Why I keep a spot for the $100 OG strain in my room

$100 OG strain

I’ve run the $100 OG strain from seed in both soil and coco, and I keep coming back to it because it behaves like a classic OG-leaning hybrid: it responds well to training, stacks dense flowers, and rewards patient drying and curing. This $100 OG strain grow guide is written from the grower’s side of the table, including what I measure (PPFD, VPD, EC) and what I watch for (stretch, leaf posture, aroma shifts, and finish timing).

I’ll be honest about trade-offs. The $100 OG strain can be forgiving in veg, but once buds tighten up you need airflow and humidity control. If your room runs damp, you’ll want to take the $100 OG strain humidity management section seriously.

Genetics in plain grower terms

$100 OG strain grow guide

Most talk around this cultivar ties it to OG-family roots and SFV-style heritage. I don’t treat strain lore as gospel, but I do see OG traits in structure and resin production: strong apical dominance early and chunky calyx formation later.
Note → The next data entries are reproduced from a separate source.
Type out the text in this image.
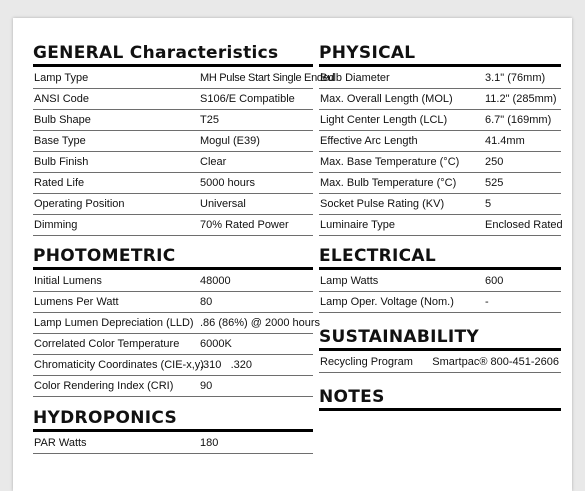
GENERAL Characteristics
Lamp Type	MH Pulse Start Single Ended
ANSI Code	S106/E Compatible
Bulb Shape	T25
Base Type	Mogul (E39)
Bulb Finish	Clear
Rated Life	5000 hours
Operating Position	Universal
Dimming	70% Rated Power
PHOTOMETRIC
Initial Lumens	48000
Lumens Per Watt	80
Lamp Lumen Depreciation (LLD) .86 (86%) @ 2000 hours
Correlated Color Temperature 6000K
Chromaticity Coordinates (CIE-x,y)
.310   .320
Color Rendering Index (CRI) 90
HYDROPONICS
PAR Watts	180
PHYSICAL
Bulb Diameter	3.1" (76mm)
Max. Overall Length (MOL)	11.2" (285mm)
Light Center Length (LCL)	6.7" (169mm)
Effective Arc Length	41.4mm
Max. Base Temperature (°C) 250
Max. Bulb Temperature (°C)	525
Socket Pulse Rating (KV)	5
Luminaire Type	Enclosed Rated
ELECTRICAL
Lamp Watts	600
Lamp Oper. Voltage (Nom.)	-
SUSTAINABILITY
Recycling Program Smartpac® 800-451-2606
NOTES
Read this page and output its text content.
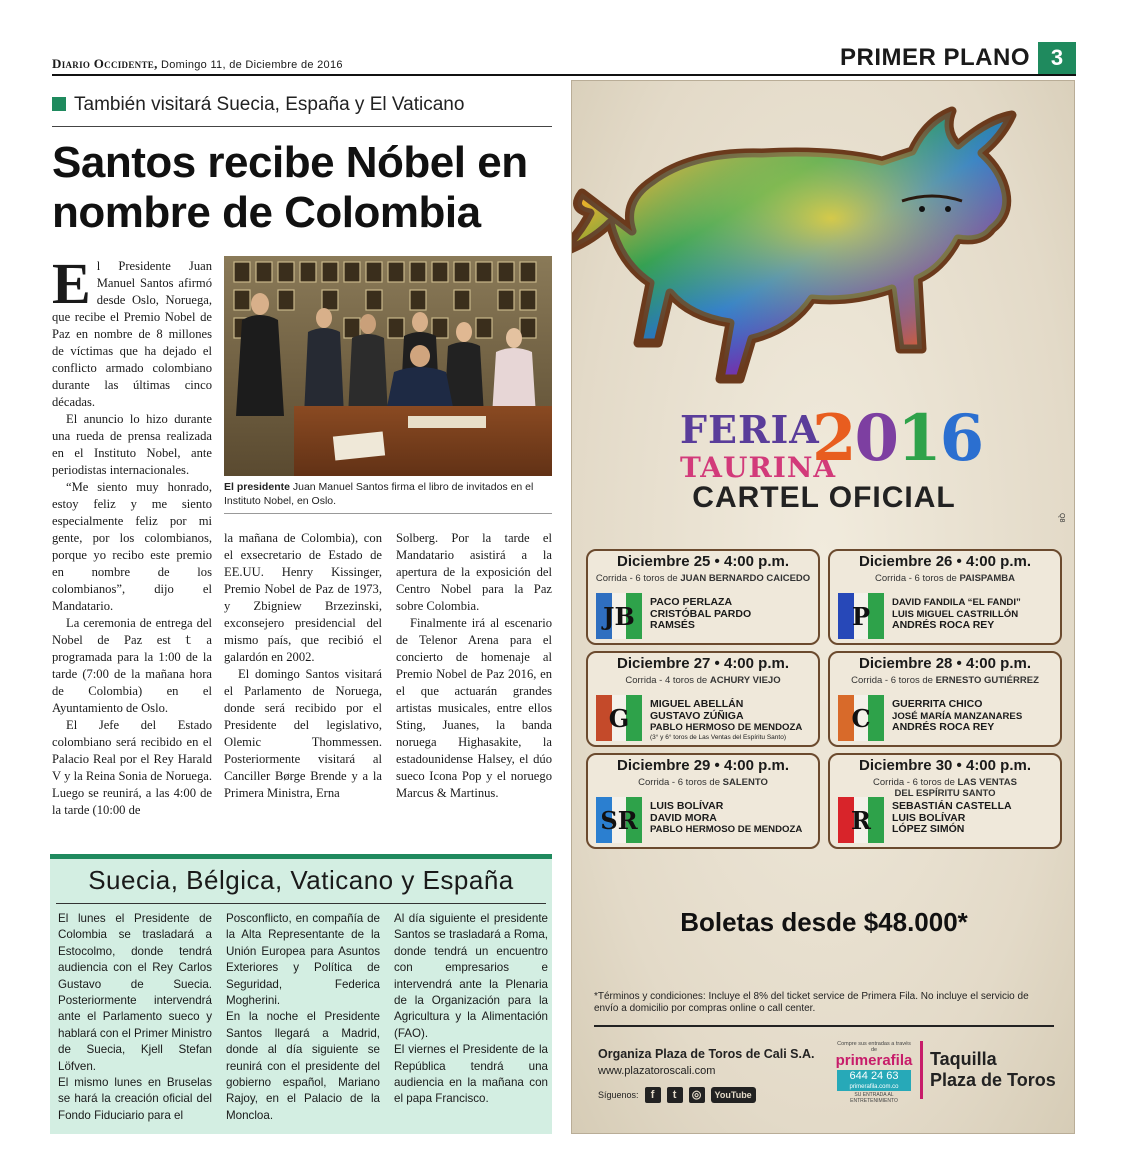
Diario Occidente, Domingo 11, de Diciembre de 2016	PRIMER PLANO 3
También visitará Suecia, España y El Vaticano
Santos recibe Nóbel en nombre de Colombia

El Presidente Juan Manuel Santos afirmó desde Oslo, Noruega, que recibe el Premio Nobel de Paz en nombre de 8 millones de víctimas que ha dejado el conflicto armado colombiano durante las últimas cinco décadas.

El anuncio lo hizo durante una rueda de prensa realizada en el Instituto Nobel, ante periodistas internacionales.

“Me siento muy honrado, estoy feliz y me siento especialmente feliz por mi gente, por los colombianos, porque yo recibo este premio en nombre de los colombianos”, dijo el Mandatario.

La ceremonia de entrega del Nobel de Paz estｔa programada para la 1:00 de la tarde (7:00 de la mañana hora de Colombia) en el Ayuntamiento de Oslo.

El Jefe del Estado colombiano será recibido en el Palacio Real por el Rey Harald V y la Reina Sonia de Noruega. Luego se reunirá, a las 4:00 de la tarde (10:00 de

El presidente Juan Manuel Santos firma el libro de invitados en el Instituto Nobel, en Oslo.

la mañana de Colombia), con el exsecretario de Estado de EE.UU. Henry Kissinger, Premio Nobel de Paz de 1973, y Zbigniew Brzezinski, exconsejero presidencial del mismo país, que recibió el galardón en 2002.

El domingo Santos visitará el Parlamento de Noruega, donde será recibido por el Presidente del legislativo, Olemic Thommessen. Posteriormente visitará al Canciller Børge Brende y a la Primera Ministra, Erna

Solberg. Por la tarde el Mandatario asistirá a la apertura de la exposición del Centro Nobel para la Paz sobre Colombia.

Finalmente irá al escenario de Telenor Arena para el concierto de homenaje al Premio Nobel de Paz 2016, en el que actuarán grandes artistas musicales, entre ellos Sting, Juanes, la banda noruega Highasakite, la estadounidense Halsey, el dúo sueco Icona Pop y el noruego Marcus & Martinus.

Suecia, Bélgica, Vaticano y España
El lunes el Presidente de Colombia se trasladará a Estocolmo, donde tendrá audiencia con el Rey Carlos Gustavo de Suecia. Posteriormente intervendrá ante el Parlamento sueco y hablará con el Primer Ministro de Suecia, Kjell Stefan Löfven.
El mismo lunes en Bruselas se hará la creación oficial del Fondo Fiduciario para el
Posconflicto, en compañía de la Alta Representante de la Unión Europea para Asuntos Exteriores y Política de Seguridad, Federica Mogherini.
En la noche el Presidente Santos llegará a Madrid, donde al día siguiente se reunirá con el presidente del gobierno español, Mariano Rajoy, en el Palacio de la Moncloa.
Al día siguiente el presidente Santos se trasladará a Roma, donde tendrá un encuentro con empresarios e intervendrá ante la Plenaria de la Organización para la Agricultura y la Alimentación (FAO).
El viernes el Presidente de la República tendrá una audiencia en la mañana con el papa Francisco.
FERIA
TAURINA
2016
CARTEL OFICIAL
Q8
Diciembre 25 • 4:00 p.m.
Corrida - 6 toros de JUAN BERNARDO CAICEDO
JB PACO PERLAZA
CRISTÓBAL PARDO
RAMSÉS
Diciembre 26 • 4:00 p.m.
Corrida - 6 toros de PAISPAMBA
P DAVID FANDILA “EL FANDI”
LUIS MIGUEL CASTRILLÓN
ANDRÉS ROCA REY
Diciembre 27 • 4:00 p.m.
Corrida - 4 toros de ACHURY VIEJO
G MIGUEL ABELLÁN
GUSTAVO ZÚÑIGA
PABLO HERMOSO DE MENDOZA
(3° y 6° toros de Las Ventas del Espíritu Santo)
Diciembre 28 • 4:00 p.m.
Corrida - 6 toros de ERNESTO GUTIÉRREZ
C GUERRITA CHICO
JOSÉ MARÍA MANZANARES
ANDRÉS ROCA REY
Diciembre 29 • 4:00 p.m.
Corrida - 6 toros de SALENTO
SR LUIS BOLÍVAR
DAVID MORA
PABLO HERMOSO DE MENDOZA
Diciembre 30 • 4:00 p.m.
Corrida - 6 toros de LAS VENTAS
DEL ESPÍRITU SANTO
R SEBASTIÁN CASTELLA
LUIS BOLÍVAR
LÓPEZ SIMÓN
Boletas desde $48.000*
*Términos y condiciones: Incluye el 8% del ticket service de Primera Fila. No incluye el servicio de envío a domicilio por compras online o call center.
Organiza Plaza de Toros de Cali S.A.
www.plazatoroscali.com
Síguenos:	f	t	◎	YouTube
Compre sus entradas a través de
primerafila
644 24 63
primerafila.com.co
SU ENTRADA AL ENTRETENIMIENTO
Taquilla
Plaza de Toros
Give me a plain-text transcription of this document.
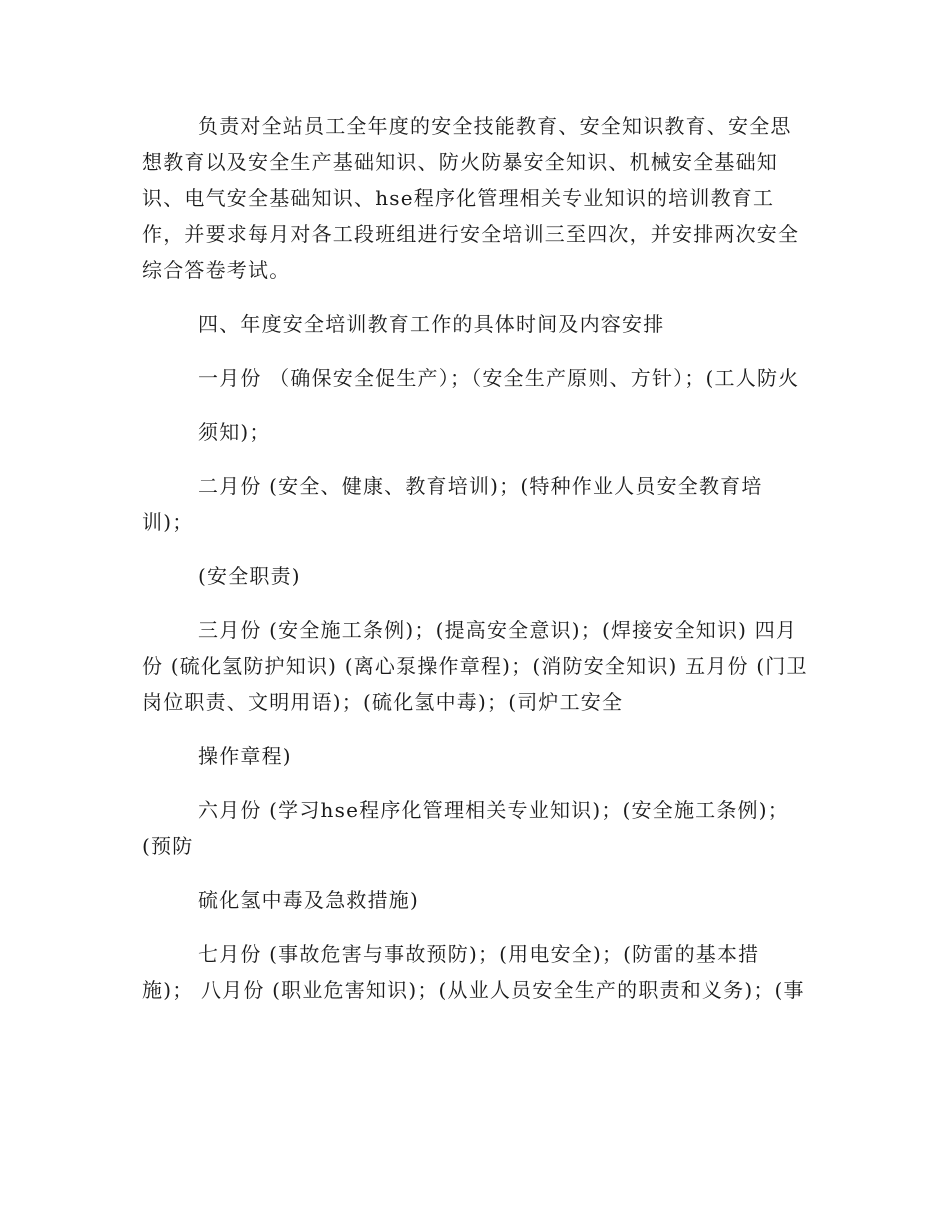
负责对全站员工全年度的安全技能教育、安全知识教育、安全思想教育以及安全生产基础知识、防火防暴安全知识、机械安全基础知识、电气安全基础知识、hse程序化管理相关专业知识的培训教育工作，并要求每月对各工段班组进行安全培训三至四次，并安排两次安全综合答卷考试。

四、年度安全培训教育工作的具体时间及内容安排

一月份 （确保安全促生产）；（安全生产原则、方针）；(工人防火

须知)；

二月份 (安全、健康、教育培训)；(特种作业人员安全教育培训)；

(安全职责)

三月份 (安全施工条例)；(提高安全意识)；(焊接安全知识) 四月份 (硫化氢防护知识) (离心泵操作章程)；(消防安全知识) 五月份 (门卫岗位职责、文明用语)；(硫化氢中毒)；(司炉工安全

操作章程)

六月份 (学习hse程序化管理相关专业知识)；(安全施工条例)；(预防

硫化氢中毒及急救措施)

七月份 (事故危害与事故预防)；(用电安全)；(防雷的基本措施)； 八月份 (职业危害知识)；(从业人员安全生产的职责和义务)；(事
If you pop more than one seed, plan a small phenotype hunt. In my tents, one plant finished earlier with lighter, brighter aroma, while another went longer with heavier fuel and tighter buds. That’s why I recommend labeling plants and keeping notes if you ever plan a $100 OG strain clone selection. During veg I take a small, healthy cutting from each candidate so $100 OG strain clone selection doesn’t depend on memory later.

Effects: what I notice, and what can go sideways

Effects what I notice

Effects really depend on dose, setting, and your personal tolerance. For me, the $100 OG strain usually starts as a calm mental lift—clearer mood, less mental noise—and then gradually slides into a heavier “settle-in” feeling in the body that makes lounging feel extra comfortable. I’ve also noticed it can boost appetite, especially later in the session, and it sometimes makes music or a movie feel a bit more immersive.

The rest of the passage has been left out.